The critical role that wetlands play in the water cycle, as well as their role as nature-based solutions should be highlighted in the assessment.  Despite their importance for nature and people, wetlands continue to be degraded and lost. More information about the importance of this ecosystem (and its linkages to water, as well as to biodiversity, climate change, food and health) is needed to enable informed decision-making.

Wetlands are amongst the most biodiverse ecosystems on earth, ranging from streams, rivers, mangroves, peatlands, marshes and coral reefs to rice paddies. They play critical ecological functions in nature, such as regulating the water and climate cycles. They are important for soil formation, nutrient cycling and harbouring biodiversity. They also provide a myriad of ecosystem benefits/services, which are critical to humans, including food and water provision, water purification, recreation and tourism.

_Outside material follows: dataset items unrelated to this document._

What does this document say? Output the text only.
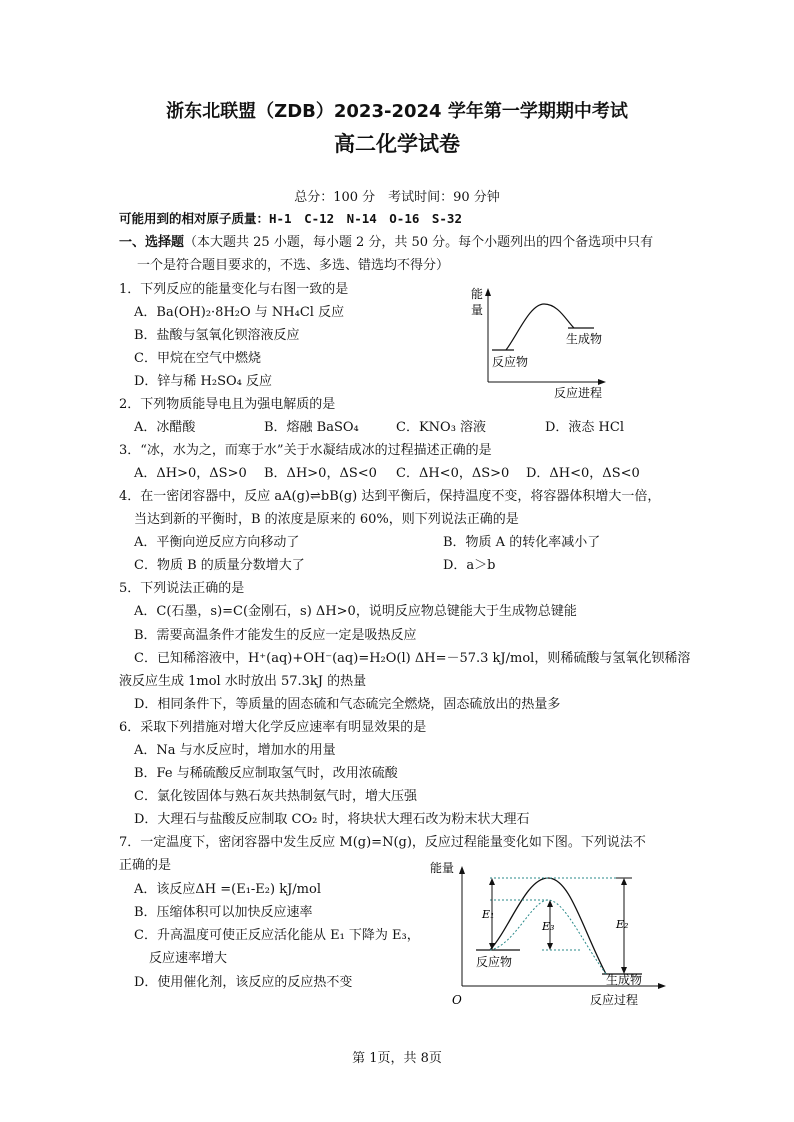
浙东北联盟（ZDB）2023-2024 学年第一学期期中考试
高二化学试卷
总分：100 分　考试时间：90 分钟
可能用到的相对原子质量：H-1　C-12　N-14　O-16　S-32
一、选择题（本大题共 25 小题，每小题 2 分，共 50 分。每个小题列出的四个备选项中只有
一个是符合题目要求的，不选、多选、错选均不得分）
1．下列反应的能量变化与右图一致的是
A．Ba(OH)₂·8H₂O 与 NH₄Cl 反应
B．盐酸与氢氧化钡溶液反应
C．甲烷在空气中燃烧
D．锌与稀 H₂SO₄ 反应
能
量
生成物
反应物
反应进程
2．下列物质能导电且为强电解质的是
A．冰醋酸	B．熔融 BaSO₄	C．KNO₃ 溶液	D．液态 HCl
3．“冰，水为之，而寒于水”关于水凝结成冰的过程描述正确的是
A．ΔH>0，ΔS>0 B．ΔH>0，ΔS<0 C．ΔH<0，ΔS>0 D．ΔH<0，ΔS<0
4．在一密闭容器中，反应 aA(g)⇌bB(g) 达到平衡后，保持温度不变，将容器体积增大一倍，
当达到新的平衡时，B 的浓度是原来的 60%，则下列说法正确的是
A．平衡向逆反应方向移动了	B．物质 A 的转化率减小了
C．物质 B 的质量分数增大了	D．a＞b
5．下列说法正确的是
A．C(石墨，s)=C(金刚石，s) ΔH>0，说明反应物总键能大于生成物总键能
B．需要高温条件才能发生的反应一定是吸热反应
C．已知稀溶液中，H⁺(aq)+OH⁻(aq)=H₂O(l) ΔH=－57.3 kJ/mol，则稀硫酸与氢氧化钡稀溶
液反应生成 1mol 水时放出 57.3kJ 的热量
D．相同条件下，等质量的固态硫和气态硫完全燃烧，固态硫放出的热量多
6．采取下列措施对增大化学反应速率有明显效果的是
A．Na 与水反应时，增加水的用量
B．Fe 与稀硫酸反应制取氢气时，改用浓硫酸
C．氯化铵固体与熟石灰共热制氨气时，增大压强
D．大理石与盐酸反应制取 CO₂ 时，将块状大理石改为粉末状大理石
7．一定温度下，密闭容器中发生反应 M(g)=N(g)，反应过程能量变化如下图。下列说法不
正确的是
A．该反应ΔH =(E₁-E₂) kJ/mol
B．压缩体积可以加快反应速率
C．升高温度可使正反应活化能从 E₁ 下降为 E₃，
反应速率增大
D．使用催化剂，该反应的反应热不变
能量
E₁
E₃	E₂
反应物
生成物
O	反应过程
第 1页，共 8页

Wetlands can be natural based solutions helping reduce the impacts of natural disasters, through shore stabilisation, flood control and storm surge protection, and providing mitigation and adaptation to the impacts of climate change.

The wise use and conservation of wetlands can help attain global policy goals and commitments, including the Sustainable Development Goals (SDGs), Nationally Determined Contributions under the Paris Agreement of the UN Framework Convention on Climate Change, Land Degradation Neutrality under the UN Convention to Combat Desertification and the Aichi Targets under the Convention on Biodiversity. The role of the Ramsar Convention on Wetlands, as a framework for the wise use and Conservation of wetlands, and as co-custodian of SDG 6.6.1 should also be highlighted in the assessment.

Finally, the assessment should ensure alignment with the data of IPBES thematic assessments and assessments carried by Multilateral Environmental Agreements, such as the Ramsar Convention’s Global Wetland Outlook.